Zurab Pololikashvili
Secretary-General,
World Tourism Organization

This goes hand-in-hand with a responsibility to preserve the spirit of international solidarity that has characterized our response to this shared crisis, a response that has included international institutions, the civil society at large and individual citizens.

Again and again, the pandemic puts us to the test and proves that we are stronger if we act together and not in isolation.

Again and again, the pandemic puts us to the test and proves that we are stronger if we act together and not in isolation.

Unilateral actions can cause confusion and produce unnecessary consequences. More importantly, they can undermine public trust and confidence – precious commodities we have worked so hard to build up over these difficult few months.

To be clear, finding the right balance between public health concerns and supporting a sector upon which millions of people depend will not be easy. This is uncharted territory for us all. However, it can be done, as many places are now demonstrating.

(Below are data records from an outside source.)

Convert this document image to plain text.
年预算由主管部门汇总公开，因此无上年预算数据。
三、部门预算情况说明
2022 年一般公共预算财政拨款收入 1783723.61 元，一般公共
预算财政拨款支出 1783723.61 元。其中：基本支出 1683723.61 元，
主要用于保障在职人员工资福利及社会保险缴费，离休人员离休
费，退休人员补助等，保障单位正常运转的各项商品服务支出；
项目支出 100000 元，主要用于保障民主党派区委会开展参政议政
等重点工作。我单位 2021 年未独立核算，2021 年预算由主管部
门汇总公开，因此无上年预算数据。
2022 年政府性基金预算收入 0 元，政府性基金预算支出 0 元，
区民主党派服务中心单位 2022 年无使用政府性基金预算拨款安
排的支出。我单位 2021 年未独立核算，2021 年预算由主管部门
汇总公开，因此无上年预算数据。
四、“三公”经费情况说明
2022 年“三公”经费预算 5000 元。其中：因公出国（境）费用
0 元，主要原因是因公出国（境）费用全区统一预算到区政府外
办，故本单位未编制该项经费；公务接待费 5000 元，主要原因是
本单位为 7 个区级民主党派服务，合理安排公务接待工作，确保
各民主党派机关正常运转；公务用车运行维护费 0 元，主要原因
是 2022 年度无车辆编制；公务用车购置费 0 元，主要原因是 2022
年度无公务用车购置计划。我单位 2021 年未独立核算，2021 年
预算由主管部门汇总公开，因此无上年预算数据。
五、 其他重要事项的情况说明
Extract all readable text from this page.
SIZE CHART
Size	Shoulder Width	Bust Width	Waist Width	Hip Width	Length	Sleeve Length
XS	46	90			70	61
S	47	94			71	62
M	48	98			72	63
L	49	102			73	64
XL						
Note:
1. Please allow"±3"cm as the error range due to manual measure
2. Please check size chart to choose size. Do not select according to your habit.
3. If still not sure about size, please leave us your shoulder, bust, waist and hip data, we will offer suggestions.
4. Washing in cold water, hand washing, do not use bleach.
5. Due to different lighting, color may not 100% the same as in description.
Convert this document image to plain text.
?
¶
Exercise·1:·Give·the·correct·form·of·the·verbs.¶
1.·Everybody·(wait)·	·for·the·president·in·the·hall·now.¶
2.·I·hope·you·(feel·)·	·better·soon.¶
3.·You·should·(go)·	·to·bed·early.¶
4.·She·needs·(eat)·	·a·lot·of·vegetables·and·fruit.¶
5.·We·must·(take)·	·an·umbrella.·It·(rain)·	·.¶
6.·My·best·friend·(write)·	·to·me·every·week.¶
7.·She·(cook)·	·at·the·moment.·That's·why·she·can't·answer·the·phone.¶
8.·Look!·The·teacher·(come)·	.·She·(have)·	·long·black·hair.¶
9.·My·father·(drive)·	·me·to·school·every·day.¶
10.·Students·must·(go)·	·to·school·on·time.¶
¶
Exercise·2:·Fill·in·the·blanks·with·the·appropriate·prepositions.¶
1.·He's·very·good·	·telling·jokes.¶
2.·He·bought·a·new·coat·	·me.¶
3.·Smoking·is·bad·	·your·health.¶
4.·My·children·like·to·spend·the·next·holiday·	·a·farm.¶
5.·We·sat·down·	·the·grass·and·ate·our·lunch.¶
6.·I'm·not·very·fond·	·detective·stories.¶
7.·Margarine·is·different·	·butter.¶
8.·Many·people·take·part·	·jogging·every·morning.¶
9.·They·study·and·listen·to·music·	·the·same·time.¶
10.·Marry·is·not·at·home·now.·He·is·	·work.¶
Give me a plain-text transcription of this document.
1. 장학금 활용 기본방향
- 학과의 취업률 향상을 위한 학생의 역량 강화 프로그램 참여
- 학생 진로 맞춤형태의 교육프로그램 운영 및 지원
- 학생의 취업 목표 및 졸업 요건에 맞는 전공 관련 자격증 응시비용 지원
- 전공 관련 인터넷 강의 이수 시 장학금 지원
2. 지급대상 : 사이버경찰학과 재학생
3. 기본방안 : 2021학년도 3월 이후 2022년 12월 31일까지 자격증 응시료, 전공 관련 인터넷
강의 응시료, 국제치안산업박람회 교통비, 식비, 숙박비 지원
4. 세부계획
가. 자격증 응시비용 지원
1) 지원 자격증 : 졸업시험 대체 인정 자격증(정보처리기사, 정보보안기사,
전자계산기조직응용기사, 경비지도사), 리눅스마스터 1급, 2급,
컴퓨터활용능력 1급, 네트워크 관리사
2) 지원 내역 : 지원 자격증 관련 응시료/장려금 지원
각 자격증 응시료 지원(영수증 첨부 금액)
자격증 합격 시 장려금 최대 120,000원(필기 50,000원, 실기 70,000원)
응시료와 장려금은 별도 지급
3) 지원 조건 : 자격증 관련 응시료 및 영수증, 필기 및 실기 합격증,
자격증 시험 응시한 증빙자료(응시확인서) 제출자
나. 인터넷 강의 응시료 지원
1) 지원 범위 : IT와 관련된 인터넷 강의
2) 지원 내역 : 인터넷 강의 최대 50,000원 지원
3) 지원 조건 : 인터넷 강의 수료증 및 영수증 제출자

On an official visit to the Canary Islands, UNWTO witnessed first-hand how the restart of tourism can be managed responsibly. During this week’s visit to the Balearic Islands we are also seeing how the enforcement of strict health and hygiene protocols are the right partners for the reopening of tourist destinations.

Since the beginning of the COVID-19 outbreak, UNWTO has been calling for governments to work together and with the private sector to get tourism moving again. Now as the summer season is opening in many European countries, where tourism accounts for 27 million jobs and supports many businesses both big and small, we reiterate our call.

Destinations, the tourism sector and its millions of employees have been preparing over the past months to welcome visitors. Public authorities have also made significant advances in prevention, detection and tracing. The challenges we were confronted with early this year persist, but we have learned important lessons and now more prepared. This is especially true for tourism, probably one of the safest environments right now due to its strong focus on people and their wellbeing.

It is not too late to ensure that the economic and social benefits tourism has a long history of delivering return before the end of the high season. For this, however, we need even greater cooperation and for both individual and joint actions to be considered and proportionate.